Half november wordt vernomen dat de troepen in de kerk en in het Stadhuis nogal huishouden. De schutsels van de bochten en de trappen in de kerk zijn afgebroken en verbrand. Ook het Stadhuis wordt erg gehavend. Het dak is voor een deel afgebroken en de vensterluiken zijn verbrand. Hiervan wordt de Majoor, die bij de predikant ds. P. Hondius in de pastorie aan de Langstraat is ingekwartierd, kennis gegeven. Samen met de Majoor inspecteren president Christiaan Crucq en secretaris Baars de beide gebouwen. De Majoor doet hierover rapport aan de Engelse commandant. Deze zegt toe te zullen trachten verdere vernielingen te voorkomen en de schade te vergoeden. Het herstel van de kerk kost f 525. Ten bate van de aannemer komt de houten vloer, die de Engelsen er tijdens de inlegering ingelegd hebben. Ook wordt er eind november ingebroken in de consistorie: het onderste gedeelte van het doopbekken en 2 koperen kandelaren worden vermist.

Op 30 november komt er een order van Generaal Sontag om de visschuiten van hier naar Middelburg te doen vertrekken om van daar naar Rammekens koopmansgoederen te transporteren. Secretaris Baars wijst de Generaal dadelijk op de onmogelijkheid om de vissers met hun schuiten naar Middelburg te zenden ‘aangezien de doodstijen en het opgedroogde canaal zulks op die tijd niet gedoogde’. Maar op zaterdag 2 december vertrekken 15 hoogaarzen naar Middelburg en 1 naar Rammekens.

De veerman van de overzetpont klaagt er over dat hij orders heeft gekregen om de pont dag en nacht in gereedheid te houden om militairen over te zetten zonder hiervoor enige beloning te ontvangen.

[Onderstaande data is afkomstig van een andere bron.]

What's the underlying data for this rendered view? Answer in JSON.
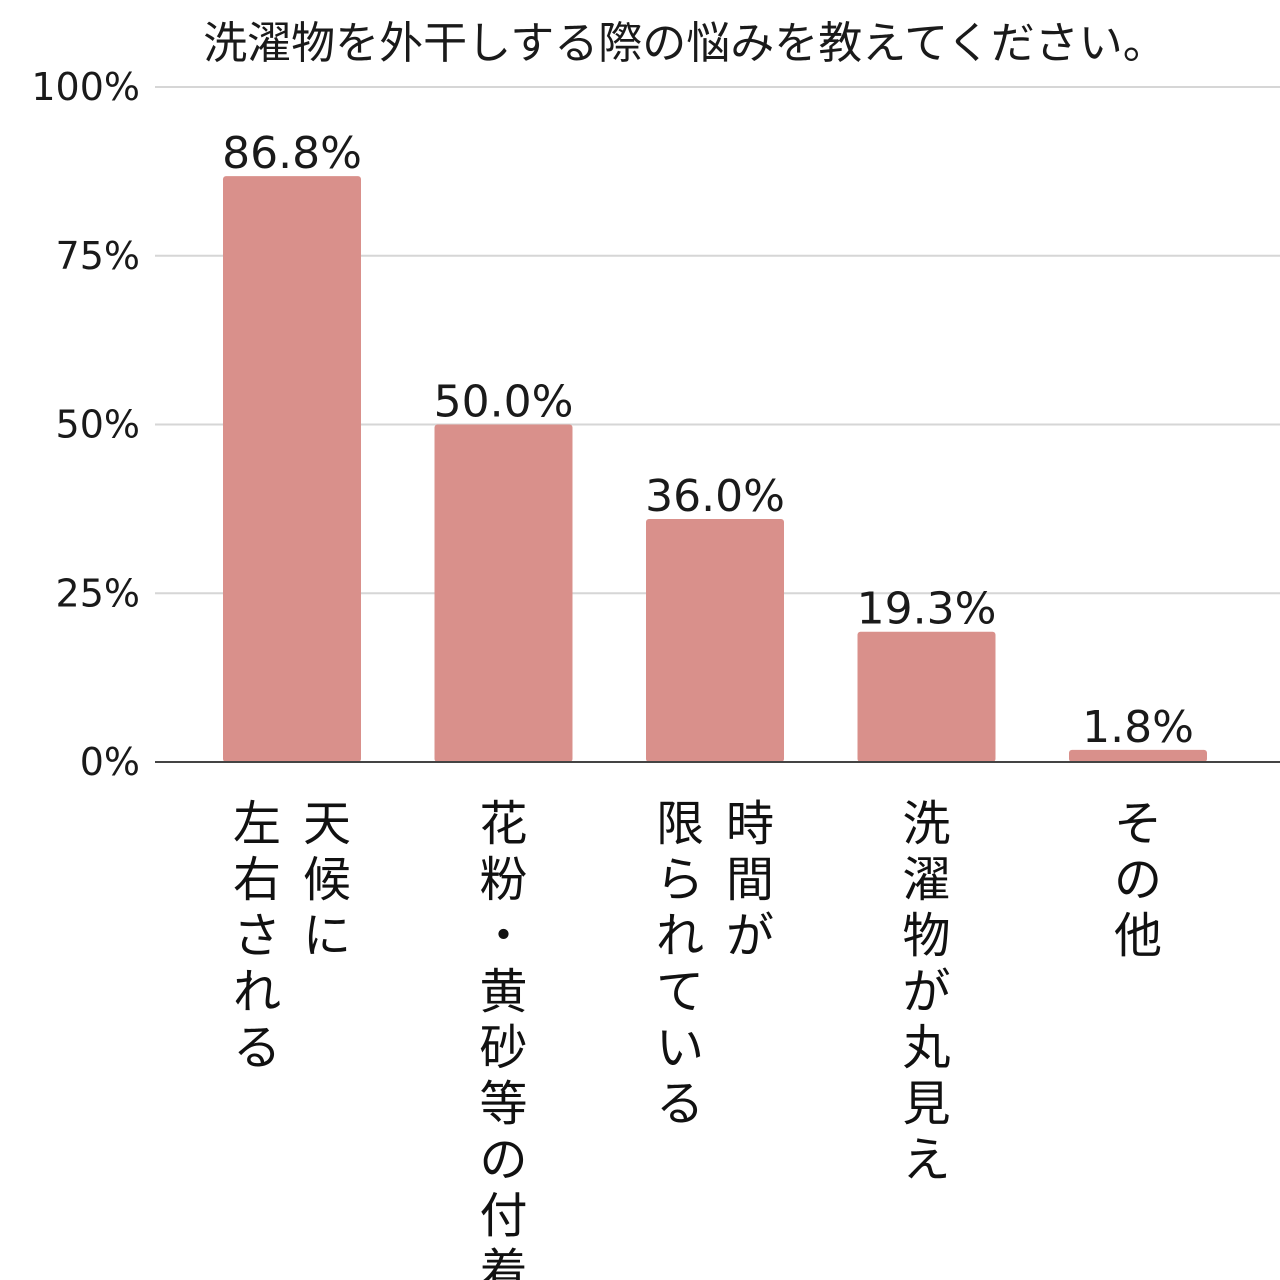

Op deze wijze kan hij deze extra belasting niet volhouden. De baljuw en de secretaris vragen hierover een onderhoud aan met de Engelse commandant. Deze ontvangt hen zeer vriéndelijk en zegt enige beloning van de veerman toe. Wel moet het Stadsbestuur alles op papier zetten.

Op zaterdag de 25e november wordt de pont door vier sloepen met Engelse matrozen weggehaald. Hierover wordt een protest ingediend bij Generaal Don. Vanal 7 december worden de hoogaarzen van Janis Meerman, Joos Leendertse Grootjans, Cornelis Jobse en Pieter Siereveld 'aan het ponteveer’ in dienst gesteld.

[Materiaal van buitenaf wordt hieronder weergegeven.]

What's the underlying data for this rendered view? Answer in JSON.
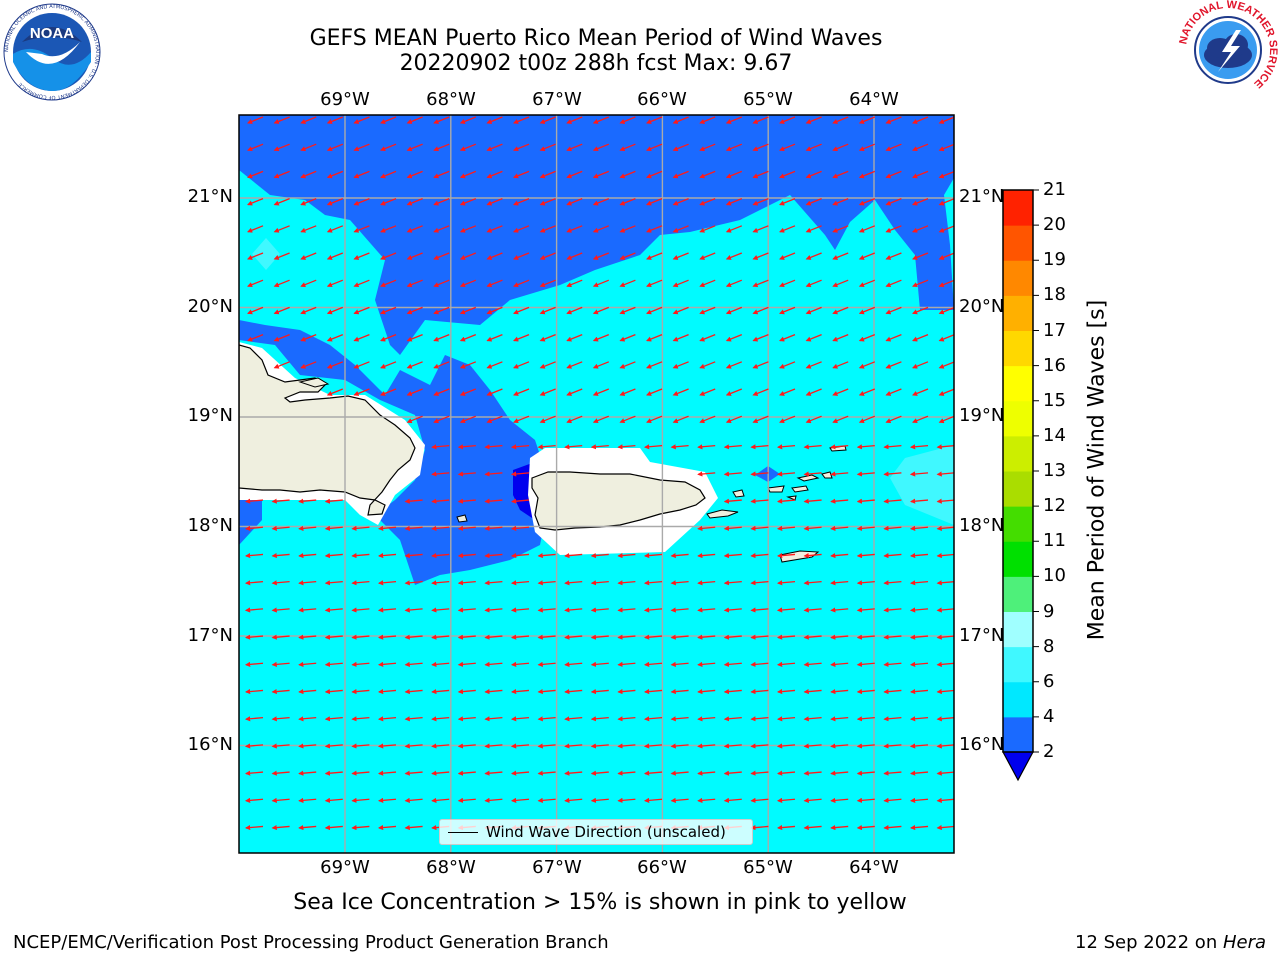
{
  "title": {
    "line1": "GEFS MEAN Puerto Rico Mean Period of Wind Waves",
    "line2": "20220902 t00z 288h fcst   Max: 9.67"
  },
  "logos": {
    "left": "NOAA",
    "left_ring": "NATIONAL OCEANIC AND ATMOSPHERIC ADMINISTRATION · U.S. DEPARTMENT OF COMMERCE",
    "right_ring": "NATIONAL WEATHER SERVICE"
  },
  "lon_labels": [
    "69°W",
    "68°W",
    "67°W",
    "66°W",
    "65°W",
    "64°W"
  ],
  "lat_labels": [
    "21°N",
    "20°N",
    "19°N",
    "18°N",
    "17°N",
    "16°N"
  ],
  "legend": {
    "label": "Wind Wave Direction (unscaled)"
  },
  "colorbar": {
    "label": "Mean Period of Wind Waves [s]",
    "ticks": [
      "2",
      "4",
      "6",
      "8",
      "9",
      "10",
      "11",
      "12",
      "13",
      "14",
      "15",
      "16",
      "17",
      "18",
      "19",
      "20",
      "21"
    ],
    "colors": [
      "#1a6aff",
      "#00e8ff",
      "#40f8ff",
      "#a0ffff",
      "#4ef07a",
      "#00e000",
      "#44dd00",
      "#aadd00",
      "#ccee00",
      "#eeff00",
      "#ffff00",
      "#ffd800",
      "#ffb000",
      "#ff8800",
      "#ff5500",
      "#ff2200",
      "#ff0000"
    ],
    "under_color": "#0000ee"
  },
  "colors": {
    "ocean_high": "#00fbff",
    "ocean_low": "#1a6aff",
    "ocean_mid": "#40f8ff",
    "land": "#efefdf",
    "arrow": "#ff1a1a",
    "grid": "#aaaaaa"
  },
  "footer": {
    "note": "Sea Ice Concentration > 15% is shown in pink to yellow",
    "left": "NCEP/EMC/Verification Post Processing Product Generation Branch",
    "right_date": "12 Sep 2022 on ",
    "right_machine": "Hera"
  }
}
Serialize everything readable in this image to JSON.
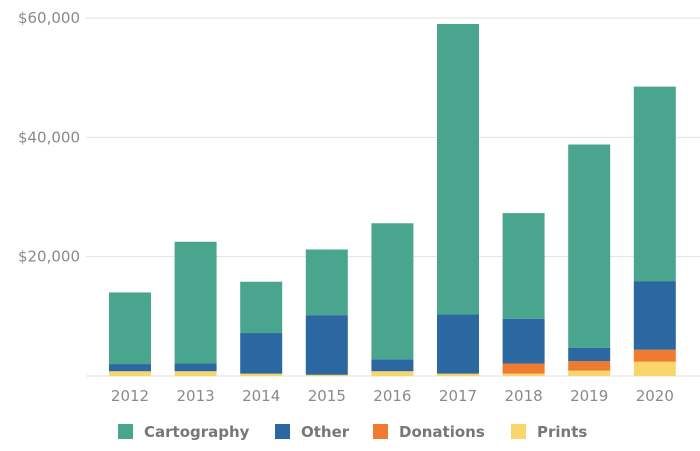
{
  "chart_data": {
    "type": "bar",
    "stacked": true,
    "categories": [
      "2012",
      "2013",
      "2014",
      "2015",
      "2016",
      "2017",
      "2018",
      "2019",
      "2020"
    ],
    "series": [
      {
        "name": "Prints",
        "color": "#f8d66b",
        "values": [
          800,
          800,
          400,
          200,
          800,
          400,
          400,
          900,
          2400
        ]
      },
      {
        "name": "Donations",
        "color": "#ef7a31",
        "values": [
          0,
          0,
          0,
          0,
          0,
          0,
          1700,
          1600,
          2000
        ]
      },
      {
        "name": "Other",
        "color": "#2b67a0",
        "values": [
          1200,
          1300,
          6800,
          10000,
          2000,
          9900,
          7500,
          2200,
          11500
        ]
      },
      {
        "name": "Cartography",
        "color": "#4aa58f",
        "values": [
          12000,
          20400,
          8600,
          11000,
          22800,
          48700,
          17700,
          34100,
          32600
        ]
      }
    ],
    "legend_order": [
      "Cartography",
      "Other",
      "Donations",
      "Prints"
    ],
    "y_ticks": [
      "$20,000",
      "$40,000",
      "$60,000"
    ],
    "y_tick_values": [
      20000,
      40000,
      60000
    ],
    "ylim": [
      0,
      60000
    ],
    "grid": true,
    "legend_position": "bottom",
    "title": "",
    "xlabel": "",
    "ylabel": ""
  }
}
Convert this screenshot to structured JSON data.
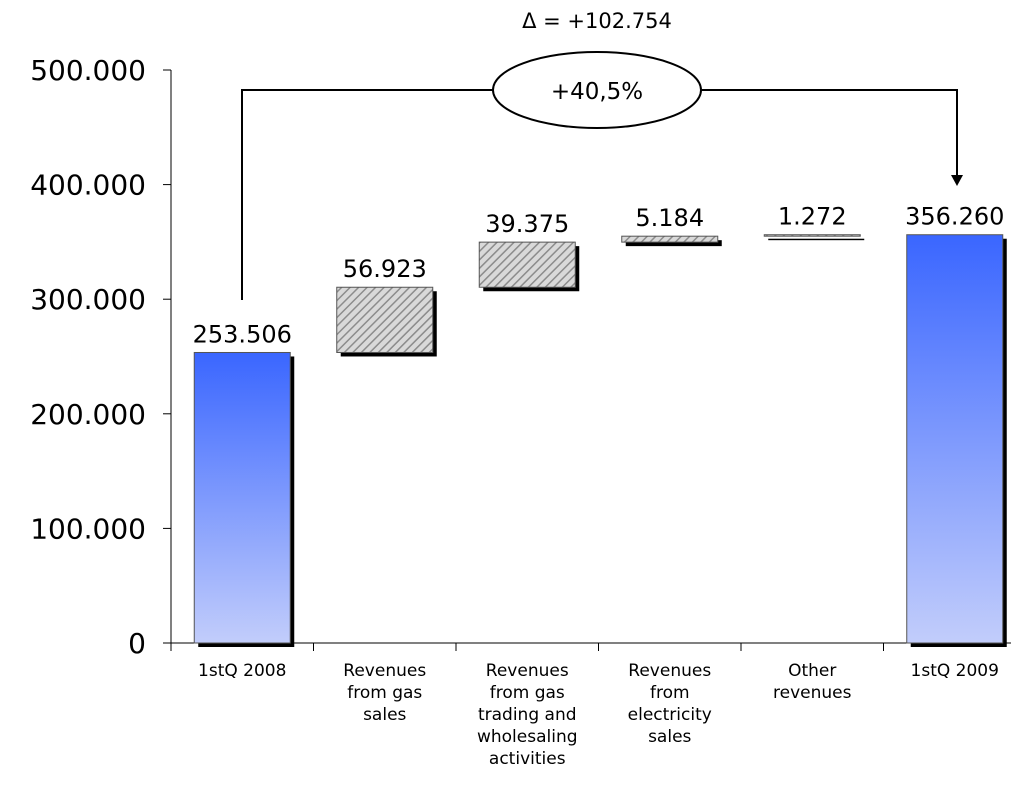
{
  "chart_data": {
    "type": "waterfall",
    "title": "",
    "xlabel": "",
    "ylabel": "",
    "ylim": [
      0,
      500000
    ],
    "yticks": [
      0,
      100000,
      200000,
      300000,
      400000,
      500000
    ],
    "ytick_labels": [
      "0",
      "100.000",
      "200.000",
      "300.000",
      "400.000",
      "500.000"
    ],
    "grid": false,
    "legend": "none",
    "categories": [
      [
        "1stQ 2008"
      ],
      [
        "Revenues",
        "from gas",
        "sales"
      ],
      [
        "Revenues",
        "from gas",
        "trading and",
        "wholesaling",
        "activities"
      ],
      [
        "Revenues",
        "from",
        "electricity",
        "sales"
      ],
      [
        "Other",
        "revenues"
      ],
      [
        "1stQ 2009"
      ]
    ],
    "bars": [
      {
        "kind": "total",
        "start": 0,
        "end": 253506,
        "label": "253.506"
      },
      {
        "kind": "increment",
        "start": 253506,
        "end": 310429,
        "label": "56.923"
      },
      {
        "kind": "increment",
        "start": 310429,
        "end": 349804,
        "label": "39.375"
      },
      {
        "kind": "increment",
        "start": 349804,
        "end": 354988,
        "label": "5.184"
      },
      {
        "kind": "increment",
        "start": 354988,
        "end": 356260,
        "label": "1.272"
      },
      {
        "kind": "total",
        "start": 0,
        "end": 356260,
        "label": "356.260"
      }
    ],
    "annotation": {
      "delta_text": "Δ = +102.754",
      "percent_text": "+40,5%"
    },
    "colors": {
      "total_top": "#3a66ff",
      "total_bottom": "#c2cdfb",
      "hatch_bg": "#d9d9d9",
      "hatch_line": "#8c8c8c"
    }
  }
}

In november overlijdt Pieter de Meulmeester. Daardoor komen de door hem uitgeoefende functies van lijkdienaar en strobinder vacant, Jan Kraamer wordt benoemd in deze betrekkingen.

Op de 11e van Wintermaand (december), na het vertrek van de Engelse militairen, geeft de secretaris te kennen dat de aanzienlijke schade, door de Engelse troepen zowel in de kerk als aan het Stadhuis toegebracht, door de kerkenraad en het Stadsbestuur aan de Luitenant-Generaal Don is gemeld. Dit heeft tot gevolg dat voor de schade aan het Stadhuis door de Engelse regering een vergoeding wordt gegeven van ƒ 200. Als schadeloosstelling voor de aangerichte schade in de kerk verleent de Engelse regering ƒ 550. Daarnaast wordt ten behoeve van de armen een som van ƒ 500 gegeven, vermoedelijk als vergoeding voor het gemis van de kerkcollecte tijdens de inlegering in de kerk.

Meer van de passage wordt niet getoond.